Judge Neimeyer is mistaken. This is not the court’s holding, but dictum. As reversal was based on the holding that the judge below failed to properly apply Auer, the case was remanded for proper application of the standard of deference. After all, shouldn’t deference to Catherine Lhamon rule the lives of every student in America?  But only after a decision is made on remand, applying the Auer test, does the Circuit get to decide whether it was applied properly. Until then, it’s mere dictum.

In the meantime, it would be nice if there were a political decision of whether “sex” as used in Title IX means whatever Catherine Lhamon wants it to mean, since the judicial branch of government will defer to the political will of one person.  And if Congress can’t be bothered to deal with Lhamon’s recreation of Title IX in her peculiar image, then perhaps the legislative branch of government is telling us that whatever Lhamon decides is cool with them.

 

9 thoughts on “Beware The Dictum: The 4th Circuit’s Discovery Of The Meaning Of Sex

  1. Richard G. Kopf

    SHG,

    I used to write long opinion (479 pages plus attachments in one case). My excuse was that I was dumb. Writing helped me think less incoherently. Then I realized how stupid I was to inflict my stupid on others.

    I try to be less stupid now, although terminal dumb can’t really be changed. It is a conundrum. I wish I knew what that word meant, but I read it somewhere in a very long opinion by a really smart judge. Having used the word “conundrum,” and not knowing the meaning of the word, I wonder whether a trigger warning is necessary. I don’t know. Some things are inexplicable, but I don’t understand that word either.

    All the best.

    RGK

      1. John Barleycorn

        It’s cool with them legi-bots and as an additional added bonus “The United States never pay costs.*”.

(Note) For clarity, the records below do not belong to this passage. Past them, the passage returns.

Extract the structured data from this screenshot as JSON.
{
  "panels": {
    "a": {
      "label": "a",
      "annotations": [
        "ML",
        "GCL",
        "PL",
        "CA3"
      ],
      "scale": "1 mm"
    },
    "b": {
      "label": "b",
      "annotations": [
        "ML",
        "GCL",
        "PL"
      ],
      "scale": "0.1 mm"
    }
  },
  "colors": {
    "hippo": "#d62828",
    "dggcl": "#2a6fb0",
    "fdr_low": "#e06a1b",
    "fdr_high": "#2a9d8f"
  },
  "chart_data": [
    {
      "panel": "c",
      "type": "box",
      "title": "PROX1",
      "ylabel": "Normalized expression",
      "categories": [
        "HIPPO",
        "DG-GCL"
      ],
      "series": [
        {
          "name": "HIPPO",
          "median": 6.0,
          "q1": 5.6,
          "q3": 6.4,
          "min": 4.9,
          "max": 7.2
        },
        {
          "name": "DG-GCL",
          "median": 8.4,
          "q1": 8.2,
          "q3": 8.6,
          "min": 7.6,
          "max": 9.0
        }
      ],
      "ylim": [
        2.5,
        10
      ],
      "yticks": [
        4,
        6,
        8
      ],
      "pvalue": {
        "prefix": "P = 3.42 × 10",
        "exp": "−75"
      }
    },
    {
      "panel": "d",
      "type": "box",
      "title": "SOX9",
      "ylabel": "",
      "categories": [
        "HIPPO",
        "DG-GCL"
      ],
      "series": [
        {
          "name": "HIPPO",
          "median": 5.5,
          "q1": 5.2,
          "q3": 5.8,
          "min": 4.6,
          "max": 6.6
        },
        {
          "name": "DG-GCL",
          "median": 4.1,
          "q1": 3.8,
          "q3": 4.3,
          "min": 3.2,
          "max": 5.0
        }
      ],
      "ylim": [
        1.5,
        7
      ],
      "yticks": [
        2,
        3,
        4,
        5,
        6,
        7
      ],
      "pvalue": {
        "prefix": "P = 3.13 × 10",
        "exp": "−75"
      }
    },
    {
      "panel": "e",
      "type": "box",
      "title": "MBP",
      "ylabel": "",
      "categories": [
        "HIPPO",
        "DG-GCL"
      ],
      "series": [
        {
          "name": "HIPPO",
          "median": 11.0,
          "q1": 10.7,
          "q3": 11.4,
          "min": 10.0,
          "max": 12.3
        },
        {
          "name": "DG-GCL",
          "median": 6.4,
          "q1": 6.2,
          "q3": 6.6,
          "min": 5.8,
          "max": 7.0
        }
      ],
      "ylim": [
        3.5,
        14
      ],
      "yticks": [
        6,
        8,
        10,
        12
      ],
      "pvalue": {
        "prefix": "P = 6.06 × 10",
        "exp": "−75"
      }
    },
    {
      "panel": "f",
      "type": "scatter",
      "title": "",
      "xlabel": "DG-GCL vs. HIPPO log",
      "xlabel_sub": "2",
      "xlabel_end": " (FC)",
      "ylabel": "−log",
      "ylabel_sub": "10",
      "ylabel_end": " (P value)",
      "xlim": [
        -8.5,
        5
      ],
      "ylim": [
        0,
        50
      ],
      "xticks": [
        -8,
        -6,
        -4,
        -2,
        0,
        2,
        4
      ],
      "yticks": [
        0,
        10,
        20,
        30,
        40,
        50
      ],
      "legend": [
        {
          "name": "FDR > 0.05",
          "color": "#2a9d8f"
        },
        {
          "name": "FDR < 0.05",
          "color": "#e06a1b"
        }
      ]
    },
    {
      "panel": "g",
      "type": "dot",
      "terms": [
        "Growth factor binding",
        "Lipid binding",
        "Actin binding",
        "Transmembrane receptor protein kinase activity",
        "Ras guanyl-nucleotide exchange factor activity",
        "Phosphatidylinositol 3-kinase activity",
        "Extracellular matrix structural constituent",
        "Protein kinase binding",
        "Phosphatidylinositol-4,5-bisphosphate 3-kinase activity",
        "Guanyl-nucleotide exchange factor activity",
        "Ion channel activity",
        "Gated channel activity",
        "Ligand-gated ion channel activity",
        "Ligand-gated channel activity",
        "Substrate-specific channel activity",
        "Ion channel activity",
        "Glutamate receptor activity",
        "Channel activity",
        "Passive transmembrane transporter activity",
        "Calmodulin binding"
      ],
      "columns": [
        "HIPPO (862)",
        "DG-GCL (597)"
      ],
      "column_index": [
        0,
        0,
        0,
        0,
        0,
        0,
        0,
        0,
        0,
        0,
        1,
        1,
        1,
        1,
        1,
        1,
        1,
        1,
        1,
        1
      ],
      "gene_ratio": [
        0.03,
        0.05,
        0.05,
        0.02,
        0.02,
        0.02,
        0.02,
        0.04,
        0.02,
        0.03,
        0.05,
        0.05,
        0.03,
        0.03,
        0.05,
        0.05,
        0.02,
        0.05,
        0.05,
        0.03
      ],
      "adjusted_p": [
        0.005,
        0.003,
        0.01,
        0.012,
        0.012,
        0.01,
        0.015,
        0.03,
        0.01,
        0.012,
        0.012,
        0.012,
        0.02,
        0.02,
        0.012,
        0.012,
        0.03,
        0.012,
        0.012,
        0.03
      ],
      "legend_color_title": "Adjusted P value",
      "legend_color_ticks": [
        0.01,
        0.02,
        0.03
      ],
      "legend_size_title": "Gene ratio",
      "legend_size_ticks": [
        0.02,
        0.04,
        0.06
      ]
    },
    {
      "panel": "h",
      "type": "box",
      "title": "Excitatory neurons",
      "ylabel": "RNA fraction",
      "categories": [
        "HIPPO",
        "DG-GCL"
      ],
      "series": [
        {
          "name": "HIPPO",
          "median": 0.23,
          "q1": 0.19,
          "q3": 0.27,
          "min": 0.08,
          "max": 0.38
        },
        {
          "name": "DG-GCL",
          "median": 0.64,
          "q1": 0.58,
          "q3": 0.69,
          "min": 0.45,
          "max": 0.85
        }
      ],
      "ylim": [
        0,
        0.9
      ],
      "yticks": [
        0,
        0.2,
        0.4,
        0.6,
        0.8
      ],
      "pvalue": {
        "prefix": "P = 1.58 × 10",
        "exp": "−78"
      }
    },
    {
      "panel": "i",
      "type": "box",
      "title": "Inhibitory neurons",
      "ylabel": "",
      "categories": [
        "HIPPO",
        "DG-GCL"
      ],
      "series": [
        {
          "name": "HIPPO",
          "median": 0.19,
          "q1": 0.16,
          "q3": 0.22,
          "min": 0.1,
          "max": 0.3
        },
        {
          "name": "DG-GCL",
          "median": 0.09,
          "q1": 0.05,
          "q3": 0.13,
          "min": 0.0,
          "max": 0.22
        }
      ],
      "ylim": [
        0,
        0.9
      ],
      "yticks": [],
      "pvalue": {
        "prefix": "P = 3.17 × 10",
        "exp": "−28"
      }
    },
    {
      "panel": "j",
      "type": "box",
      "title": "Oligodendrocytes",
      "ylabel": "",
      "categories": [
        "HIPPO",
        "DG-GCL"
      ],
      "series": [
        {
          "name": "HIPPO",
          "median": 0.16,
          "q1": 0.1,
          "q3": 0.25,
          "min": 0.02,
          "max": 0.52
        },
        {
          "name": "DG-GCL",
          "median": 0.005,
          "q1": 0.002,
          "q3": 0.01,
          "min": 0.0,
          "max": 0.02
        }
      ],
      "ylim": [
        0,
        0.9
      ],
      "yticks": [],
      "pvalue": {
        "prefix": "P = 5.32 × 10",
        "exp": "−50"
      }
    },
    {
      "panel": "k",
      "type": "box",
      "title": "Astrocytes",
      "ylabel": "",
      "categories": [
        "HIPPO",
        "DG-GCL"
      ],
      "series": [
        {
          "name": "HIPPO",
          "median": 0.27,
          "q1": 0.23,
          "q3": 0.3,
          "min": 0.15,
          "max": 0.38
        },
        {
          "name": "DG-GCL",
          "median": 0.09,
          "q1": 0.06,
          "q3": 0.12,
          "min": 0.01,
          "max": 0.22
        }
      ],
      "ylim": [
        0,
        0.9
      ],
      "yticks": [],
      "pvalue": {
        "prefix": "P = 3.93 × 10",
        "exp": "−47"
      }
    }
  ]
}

        *One of the shortest supreme opinions I do believe. And simple “hell no” would have sufficed.

        P.S. There is a “lawyers are full of shit and the judge insisted on describing the wipe” bathroom joke floating around in here some where.

    1. MonitorsMost

      Judge Kopf,
      If I recall correctly, you apologized in the opinion for its length, thus adding an additional 1/3 of a page.

  2. Franklin Michaels

    On the approach of the 4th Circuit’s majority, Andrew Miltenberg’s complaint in Colorado includes the argument that the Dear Colleague Letter shouldn’t be entitled to agency deference where it reversed the DOE’s position of 30 years without so much as an explanation, let alone compliance with APA niceties. But coincidentally, 30 years is precisely the period of time in which the issue of an agency’s reversal of it’s prior position was argued before the Supreme Court earlier this week in Encino Motorcars v. Navarro.

    So unless I egregiously misread, this part of the discussion might very well be resolved by the end of June. TBD.

    1. SHG Post author

      There are similarities, but there are also huge differences. In Encino Motorcars v. Navarro, when went through the requisite notice and comment for regulation. Here, they did nothing more than announce a completely different rule (which they call guidance, since it didn’t go through notice and comment) pulled out of their ass.

      1. Franklin Michaels

        Yabut – at least per SCOTUS blog – the Labor Depart change of heart may be in trouble because of the 30 year gap, notwithstanding exercise in notice and comment when it got around to changing it’s mind. So while a victory for government in Encino Motors would likely leave Miltenberg’s APA (and strongest) issues against the validity of The Letter intact, either an outright win for Encino Motors or a remand to consider the effect of the 30 year gap could be somewhere between huge and dispositive for the home team.